Guys, let’s face it; sometimes, it’s essential to get the right balance of foods to ensure that we’re living healthy, and building the muscles that we actually want for that ideal body. This new mix of foods was developed by Alan Aragon, MS. He’s a nutritionist out of Westlake Village, CA, and he’s spent a long time working on this “tower of muscle foods” list.
What they will do
This list of foods is going to help you ensure you’re getting the right balance of nutrients to build the muscles you truly want, but it’s also going to ensure you’re getting the proper portion size so all you build is lean muscles, not fat.
If you want to look as fit as you feel, then you undoubtedly should check out this plan.
At the top of the pyramid is nuts and avocado. At one to two servings daily, this essential should be kept in check because of the high calories. One serving equals about ¼ cup of nuts, half an avocado or 2 tablespoons of the nut butter of your choice.
Number two on the pyramid is fats and oils. You should enjoy about two to four servings of these a day, usually with a meal. One serving equals a tablespoon of olive, or other healthy oil, or a pat of butter.
Taking third on the pyramid is dairy products. Have two to four servings to help keep your bones strong and healthy, and provide more protein for muscle fuel. One serving equals a cup of milk, six ounces of yogurt, one ounce of hard cheese or a 1/3 cup of cottage cheese.
Don’t forget the fruit. Fourth on the pyramid, fruit is full of nutrients, antioxidants and natural sugars that, believe it or not, boost the metabolism. Have two to four servings a day. One serving equals one medium sized whole fruit, 1.5 cup fresh cut fruit, or a quarter cup of dried fruit.
Ah yes, starch. This is fifth on the pyramid, but you need it to keep energy levels up. Just avoid white breads and keep it between two and four servings daily. One serving equals a cup of rice, beans, corn or pasta, one cup of cereal such as Cheerios or Total Whole Grain, or a small potato.

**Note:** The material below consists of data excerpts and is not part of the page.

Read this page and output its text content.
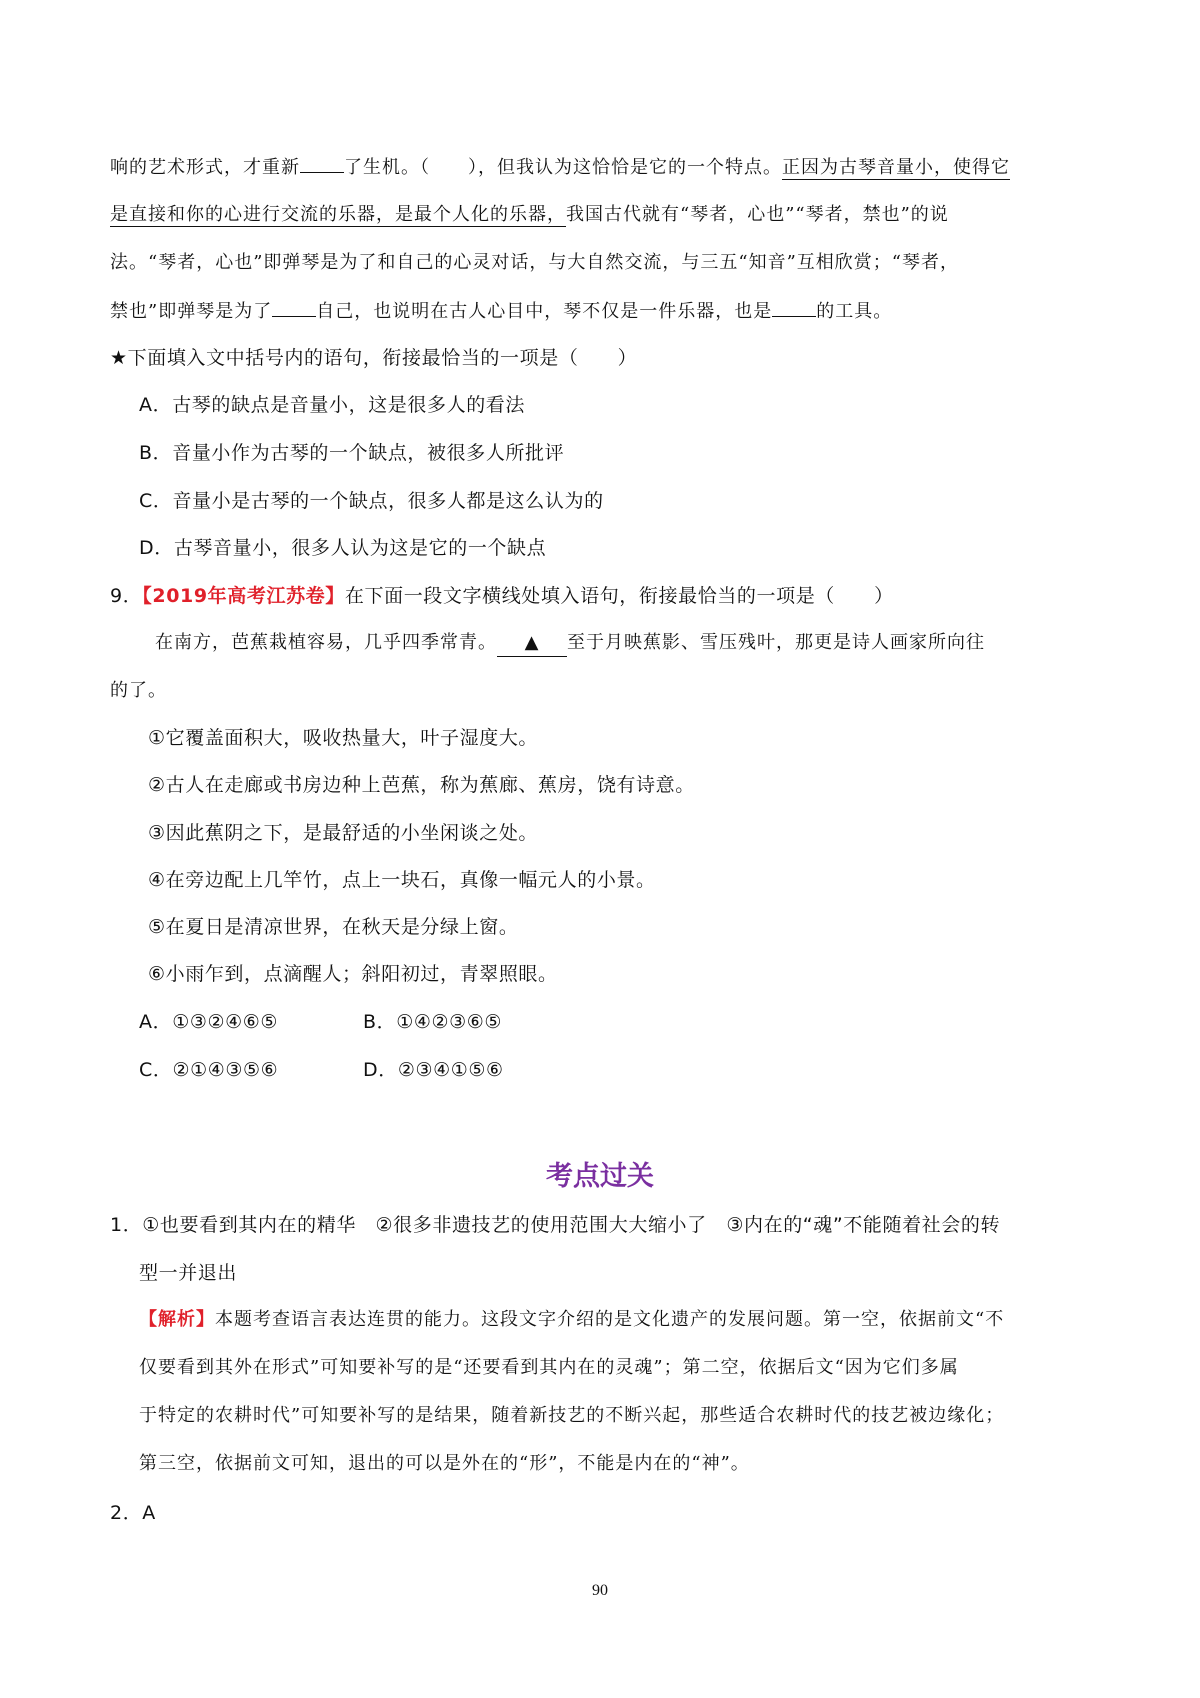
响的艺术形式，才重新 了生机。（　　），但我认为这恰恰是它的一个特点。正因为古琴音量小，使得它
是直接和你的心进行交流的乐器，是最个人化的乐器，我国古代就有“琴者，心也”“琴者，禁也”的说
法。“琴者，心也”即弹琴是为了和自己的心灵对话，与大自然交流，与三五“知音”互相欣赏；“琴者，
禁也”即弹琴是为了 自己，也说明在古人心目中，琴不仅是一件乐器，也是 的工具。
★下面填入文中括号内的语句，衔接最恰当的一项是（　　）
A．古琴的缺点是音量小，这是很多人的看法
B．音量小作为古琴的一个缺点，被很多人所批评
C．音量小是古琴的一个缺点，很多人都是这么认为的
D．古琴音量小，很多人认为这是它的一个缺点
9．【2019年高考江苏卷】在下面一段文字横线处填入语句，衔接最恰当的一项是（　　）
在南方，芭蕉栽植容易，几乎四季常青。 ▲ 至于月映蕉影、雪压残叶，那更是诗人画家所向往
的了。
①它覆盖面积大，吸收热量大，叶子湿度大。
②古人在走廊或书房边种上芭蕉，称为蕉廊、蕉房，饶有诗意。
③因此蕉阴之下，是最舒适的小坐闲谈之处。
④在旁边配上几竿竹，点上一块石，真像一幅元人的小景。
⑤在夏日是清凉世界，在秋天是分绿上窗。
⑥小雨乍到，点滴醒人；斜阳初过，青翠照眼。
A．①③②④⑥⑤	B．①④②③⑥⑤
C．②①④③⑤⑥	D．②③④①⑤⑥
考点过关
1．①也要看到其内在的精华　②很多非遗技艺的使用范围大大缩小了　③内在的“魂”不能随着社会的转
型一并退出
【解析】本题考查语言表达连贯的能力。这段文字介绍的是文化遗产的发展问题。第一空，依据前文“不
仅要看到其外在形式”可知要补写的是“还要看到其内在的灵魂”；第二空，依据后文“因为它们多属
于特定的农耕时代”可知要补写的是结果，随着新技艺的不断兴起，那些适合农耕时代的技艺被边缘化；
第三空，依据前文可知，退出的可以是外在的“形”，不能是内在的“神”。
2．A
90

Number six on the list is low starch veggies. You should aim for three or more servings daily, and one serving equals one cup of raw veggies aside from corn or potatoes – any kind.
High protein foods are what your body needs the most of, four to eight servings daily. One serving counts as one scoop of protein powder, three eggs or three ounces of any type of meat.
Oh, and when it comes to alcohol and junk food – aim only for about 200 calories of it, and if that’s too challenging, enjoy one “cheat meal” weekly, where just about anything goes.